Phytother Res. 2010 Apr;24(4):525-30. doi: 10.1002/ptr.2975.
The analgesic effects of vanillin on neuropathic pain was evaluated using thermal sensitivity and mechanical allodynia using the sciatic nerve constriction model (n = 30 rats). To determine the pharmacokinetics of vanillin, rats (n = 6/administration route) received either 20 or 100 mg/kg of vanillin i.v. and p.o., respectively. For the pharmacodynamic study, baseline levels for hyperalgesia and allodynia were taken for 5 days prior to surgery. Following surgery each group (n = 6 rats/group) received either vanillin (50 mg/kg or 100 mg/kg), morphine (2 mg/kg or 6 mg/kg) or the vehicle only. Pharmacokinetic results following p.o. administrations are C(max) 290.24 ng/mL, T(max) 4 h, relative clearance 62.17 L/h/kg and T(1/2) 10.3 h. The bioavailability is 7.6%. Mechanical allodynia was decreased on treatment days 1, 2, 3, 5 (p < 0.003) and not on day 4 (p > 0.02) with 50 mg/kg vanillin, whereas at 100 mg/kg p.o. a decrease was noted only on days 7 and 8 (p < 0.003). No effect on hyperalgesia was seen following vanillin administration. In conclusion, vanillin is bioavailable and seems to have an alleviating effect on mechanical allodynia, and not on hyperalgesia, when evaluated with a chronic constriction nerve injury rat model of neuropathic pain.

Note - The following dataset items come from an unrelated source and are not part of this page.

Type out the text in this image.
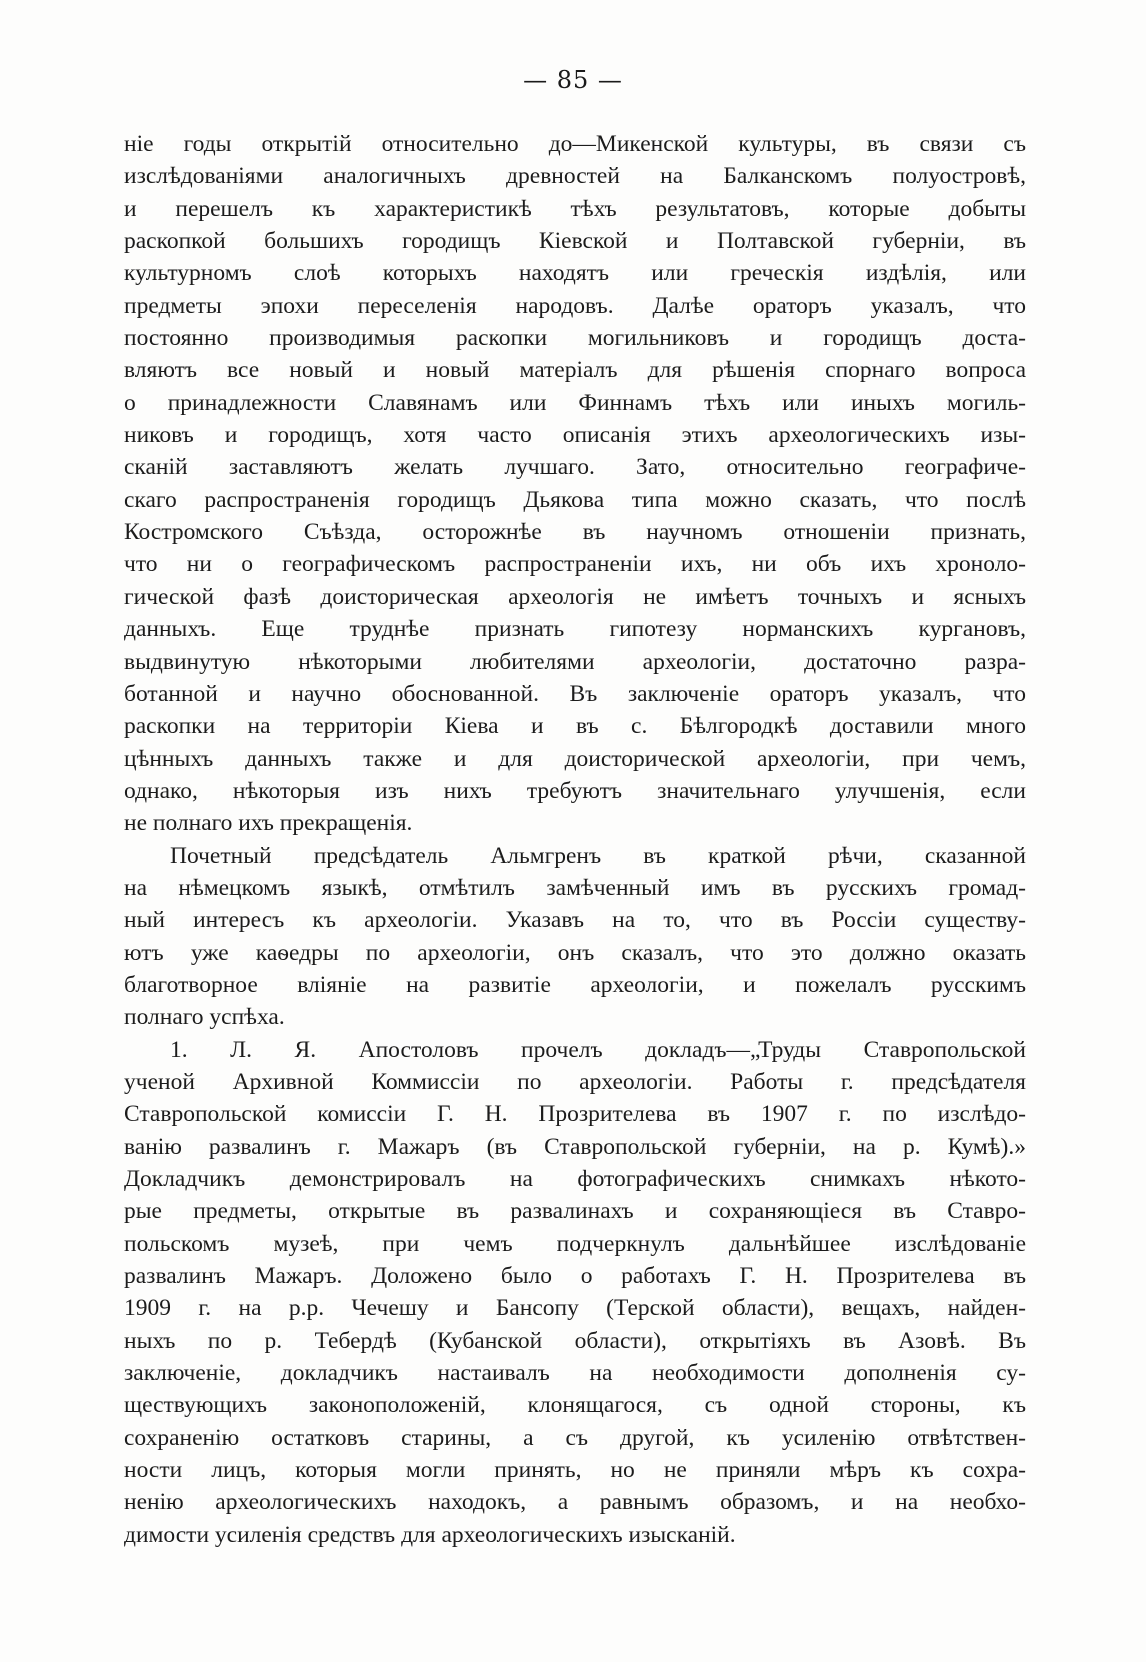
— 85 —
ніе годы открытій относительно до—Микенской культуры, въ связи съ
изслѣдованіями аналогичныхъ древностей на Балканскомъ полуостровѣ,
и перешелъ къ характеристикѣ тѣхъ результатовъ, которые добыты
раскопкой большихъ городищъ Кіевской и Полтавской губерніи, въ
культурномъ слоѣ которыхъ находятъ или греческія издѣлія, или
предметы эпохи переселенія народовъ. Далѣе ораторъ указалъ, что
постоянно производимыя раскопки могильниковъ и городищъ доста-
вляютъ все новый и новый матеріалъ для рѣшенія спорнаго вопроса
о принадлежности Славянамъ или Финнамъ тѣхъ или иныхъ могиль-
никовъ и городищъ, хотя часто описанія этихъ археологическихъ изы-
сканій заставляютъ желать лучшаго. Зато, относительно географиче-
скаго распространенія городищъ Дьякова типа можно сказать, что послѣ
Костромского Съѣзда, осторожнѣе въ научномъ отношеніи признать,
что ни о географическомъ распространеніи ихъ, ни объ ихъ хроноло-
гической фазѣ доисторическая археологія не имѣетъ точныхъ и ясныхъ
данныхъ. Еще труднѣе признать гипотезу норманскихъ кургановъ,
выдвинутую нѣкоторыми любителями археологіи, достаточно разра-
ботанной и научно обоснованной. Въ заключеніе ораторъ указалъ, что
раскопки на территоріи Кіева и въ с. Бѣлгородкѣ доставили много
цѣнныхъ данныхъ также и для доисторической археологіи, при чемъ,
однако, нѣкоторыя изъ нихъ требуютъ значительнаго улучшенія, если
не полнаго ихъ прекращенія.
Почетный предсѣдатель Альмгренъ въ краткой рѣчи, сказанной
на нѣмецкомъ языкѣ, отмѣтилъ замѣченный имъ въ русскихъ громад-
ный интересъ къ археологіи. Указавъ на то, что въ Россіи существу-
ютъ уже каѳедры по археологіи, онъ сказалъ, что это должно оказать
благотворное вліяніе на развитіе археологіи, и пожелалъ русскимъ
полнаго успѣха.
1. Л. Я. Апостоловъ прочелъ докладъ—„Труды Ставропольской
ученой Архивной Коммиссіи по археологіи. Работы г. предсѣдателя
Ставропольской комиссіи Г. Н. Прозрителева въ 1907 г. по изслѣдо-
ванію развалинъ г. Мажаръ (въ Ставропольской губерніи, на р. Кумѣ).»
Докладчикъ демонстрировалъ на фотографическихъ снимкахъ нѣкото-
рые предметы, открытые въ развалинахъ и сохраняющіеся въ Ставро-
польскомъ музеѣ, при чемъ подчеркнулъ дальнѣйшее изслѣдованіе
развалинъ Мажаръ. Доложено было о работахъ Г. Н. Прозрителева въ
1909 г. на р.р. Чечешу и Бансопу (Терской области), вещахъ, найден-
ныхъ по р. Тебердѣ (Кубанской области), открытіяхъ въ Азовѣ. Въ
заключеніе, докладчикъ настаивалъ на необходимости дополненія су-
ществующихъ законоположеній, клонящагося, съ одной стороны, къ
сохраненію остатковъ старины, а съ другой, къ усиленію отвѣтствен-
ности лицъ, которыя могли принять, но не приняли мѣръ къ сохра-
ненію археологическихъ находокъ, а равнымъ образомъ, и на необхо-
димости усиленія средствъ для археологическихъ изысканій.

采用坐骨神经结扎模型(n = 30 只大鼠),评估香草醛对神经病理性疼痛的镇痛作用,采用热敏感性和机械性痛觉过敏来评估。为了确定香草醛的药代动力学,分别给大鼠(n = 6/给药途径)静脉内和口服给予 20 或 100 mg/kg 的香草醛。在药效学研究中,在手术前 5 天测量痛觉过敏和痛觉过敏的基线水平。手术后,每组(n = 6 只大鼠/组)分别给予香草醛(50 mg/kg 或 100 mg/kg)、吗啡(2 mg/kg 或 6 mg/kg)或仅给予载体。口服给药后的药代动力学结果为 C(max)290.24 ng/mL、T(max)4 h、相对清除率 62.17 L/h/kg 和 T(1/2)10.3 h。生物利用度为 7.6%。在治疗第 1、2、3、5 天(p < 0.003),但在第 4 天(p > 0.02),50 mg/kg 香草醛降低了机械性痛觉过敏,而在口服 100 mg/kg 时,仅在第 7 和第 8 天(p < 0.003)观察到降低。香草醛给药后对痛觉过敏没有影响。结论,用慢性缩窄性神经损伤大鼠神经病理性疼痛模型评估时,香草醛是可生物利用的,似乎对机械性痛觉过敏有缓解作用,而对痛觉过敏没有作用。